Ha. My melodramatic inclination is shining through once again here. But I’m really worried. If we’ve gotten to a point where the President uses an Executive Order to bypass the people’s anguished outcry against a proposed law, then we’ve reached a truly angst-inducing Orwellian point in the development of our world’s politics. And I fear that this Executive Order will later be used a foundation for CISPA legislation to be built upon. I can already hear the usual idiots saying, “Well, we’ve already got a law that makes corporations share everything with ISAOs and the government anyway, so why not pass CISPA? And if we’re already at it, let’s get SOPA and ACTA through as well, we ain’t got nothing to lose anymore anyhow…” I hate this apathetic, well-now-it’s-too-late-anyway kind of thinking used by brainless degenerates of the worst kind to justify their mindless perpetuation of the status quo.

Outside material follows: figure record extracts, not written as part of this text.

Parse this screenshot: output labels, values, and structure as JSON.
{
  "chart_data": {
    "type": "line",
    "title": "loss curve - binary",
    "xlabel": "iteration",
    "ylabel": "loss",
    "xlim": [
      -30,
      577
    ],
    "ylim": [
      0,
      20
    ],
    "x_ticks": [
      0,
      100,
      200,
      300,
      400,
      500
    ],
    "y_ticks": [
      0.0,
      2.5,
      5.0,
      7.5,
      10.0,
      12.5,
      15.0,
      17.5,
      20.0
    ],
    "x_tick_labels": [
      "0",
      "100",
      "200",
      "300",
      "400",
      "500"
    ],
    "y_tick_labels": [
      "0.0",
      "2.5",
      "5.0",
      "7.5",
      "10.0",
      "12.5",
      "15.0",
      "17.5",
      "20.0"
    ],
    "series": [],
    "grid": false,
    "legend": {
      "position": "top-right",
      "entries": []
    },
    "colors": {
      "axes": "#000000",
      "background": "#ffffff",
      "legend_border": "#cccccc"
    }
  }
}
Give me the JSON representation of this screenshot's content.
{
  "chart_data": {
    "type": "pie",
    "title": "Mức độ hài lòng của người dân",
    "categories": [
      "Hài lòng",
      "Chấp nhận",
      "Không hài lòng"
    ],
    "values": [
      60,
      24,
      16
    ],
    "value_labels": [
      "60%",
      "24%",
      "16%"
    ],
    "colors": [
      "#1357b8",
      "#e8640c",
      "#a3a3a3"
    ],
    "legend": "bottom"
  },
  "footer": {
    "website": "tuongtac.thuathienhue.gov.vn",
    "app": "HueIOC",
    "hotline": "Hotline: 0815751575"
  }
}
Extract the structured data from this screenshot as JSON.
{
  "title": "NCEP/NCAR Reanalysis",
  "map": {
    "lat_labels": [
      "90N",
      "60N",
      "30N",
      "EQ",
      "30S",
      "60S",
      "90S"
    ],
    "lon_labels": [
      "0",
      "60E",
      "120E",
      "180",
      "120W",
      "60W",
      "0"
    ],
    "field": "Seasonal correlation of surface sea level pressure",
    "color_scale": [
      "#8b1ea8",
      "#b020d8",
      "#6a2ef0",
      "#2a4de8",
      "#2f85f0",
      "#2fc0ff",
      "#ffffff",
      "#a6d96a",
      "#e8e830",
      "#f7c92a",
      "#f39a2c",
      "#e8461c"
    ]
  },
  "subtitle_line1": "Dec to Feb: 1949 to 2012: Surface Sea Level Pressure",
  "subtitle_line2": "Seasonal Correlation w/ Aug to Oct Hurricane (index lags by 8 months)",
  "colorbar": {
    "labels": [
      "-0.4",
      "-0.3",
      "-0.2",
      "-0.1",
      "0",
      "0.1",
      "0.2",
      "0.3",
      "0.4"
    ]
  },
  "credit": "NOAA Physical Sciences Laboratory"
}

This is once again proof that, although we have seen many developments towards an emancipation of the people, there are still ample movements dedicated to the emaciation of society. It is also proof that we need to push on, that we’re still very far from being free, still very far from finally escaping the constant Big Brotheresque surveillance that the government is practicing lately. In the eyes of the government there are only vague definitions separating your average sap from a highly dangerous cyber-criminal needing to be monitored, and that’s why it is so easy to use these anti-cyber-terrorism laws to find out who doesn’t think the way he or she ought to and then lock him or her up on some bogus charges. And please don’t be so naïve as to think that’s entirely crazy. They’re trying to nail Snowden as a result of him trying to protect the very foundation of America’s original ideology after all.
Even if the ultimate goal of such legislation is not to spy on and eventually do away with dissidents, ask yourself this simple question: Do you want all the corporations you have ever had anything to do with pass all your information to some huge data gathering and analysis organization that in turn passes that data onto the government?